September 2, 2010
Puppy-throwing girl and the Internet's Power to Track and Shame
An interesting read from Chris Matyszczyk for CNet about the video of a girl in a red hoodie throwing live puppies into a river, and the video of apology (now removed) purporting to be from the same girl - following a man hunt online to identify the girl.
What's most disturbing writes Chris Matyszczyk and I agree:
People online have so much power in threatening the lives of those who might be guilty--or just might not be. The Web makes it so easy to accuse and so hard to retract. And the definition of a crime becomes "anything of which I don't approve."
This post on Reddit (NSFW), for example, asks people to think about that power. It offers that "Internet lynch mob s***" can harness an extreme negative force, one that might be entirely misplaced.
What's the chance now of Puschnik (who is reported to live in Germany) or--if it isn't, in fact, her--the real perpetrator, suffering physical harm because a resourceful group on the Web has tracked her down?
The parallel with the lady who threw a cat in the bin happened just recently, but this reminds of the story in 2005 of a young woman who refused to clean up the mess after her dog pooped on the floor of a subway in South Korea.

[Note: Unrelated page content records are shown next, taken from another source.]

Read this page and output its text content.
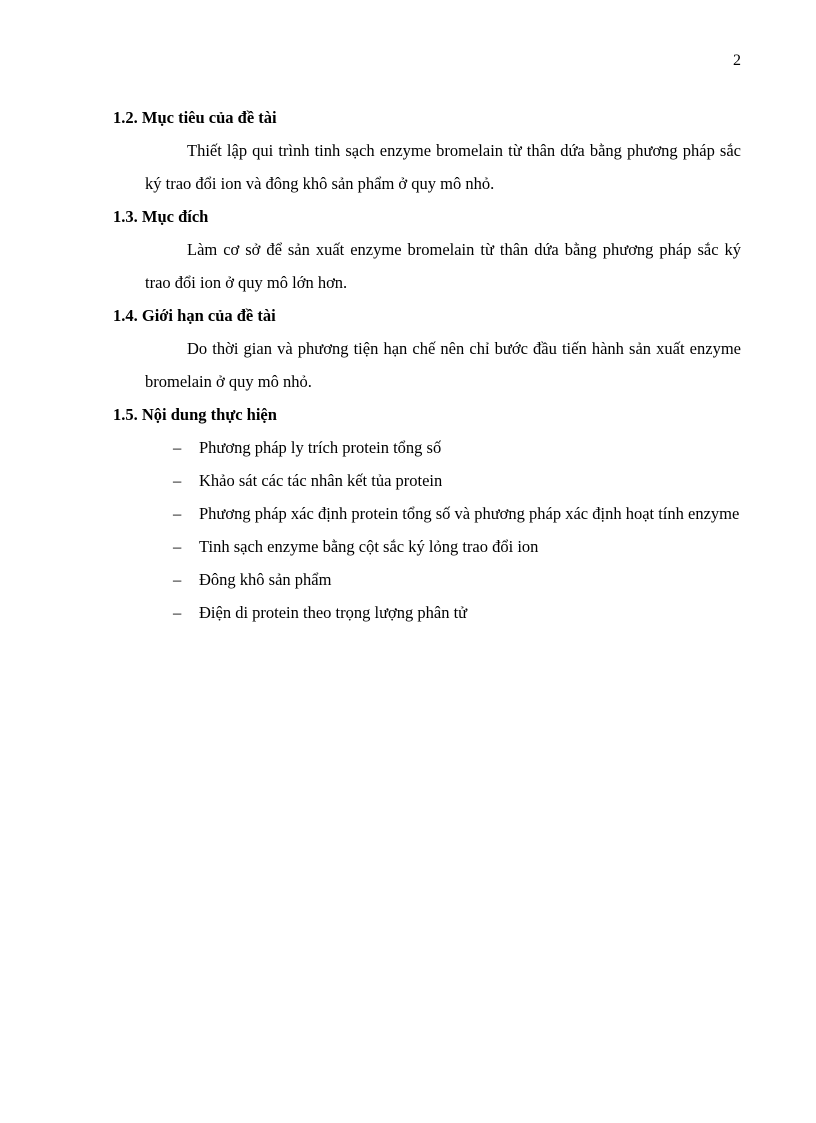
2

1.2. Mục tiêu của đề tài

Thiết lập qui trình tinh sạch enzyme bromelain từ thân dứa bằng phương pháp sắc ký trao đổi ion và đông khô sản phẩm ở quy mô nhỏ.

1.3. Mục đích

Làm cơ sở để sản xuất enzyme bromelain từ thân dứa bằng phương pháp sắc ký trao đổi ion ở quy mô lớn hơn.

1.4. Giới hạn của đề tài

Do thời gian và phương tiện hạn chế nên chỉ bước đầu tiến hành sản xuất enzyme bromelain ở quy mô nhỏ.

1.5. Nội dung thực hiện

– Phương pháp ly trích protein tổng số
– Khảo sát các tác nhân kết tủa protein
– Phương pháp xác định protein tổng số và phương pháp xác định hoạt tính enzyme
– Tinh sạch enzyme bằng cột sắc ký lỏng trao đổi ion
– Đông khô sản phẩm
– Điện di protein theo trọng lượng phân tử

Someone on the train took a video on their camera phone and posted it on the Internet which started a nationwide witchhunt.
Within hours, she was labeled gae-ttong-nyue (dog-shit-girl) and her pictures and parodies were everywhere. Humiliated in public and indelibly marked, the woman reportedly quit her university.
According to The Washington Post which reported on the subject at the time: the case was “a remarkable show of Internet force and a peek into an unsettling corner of the future.”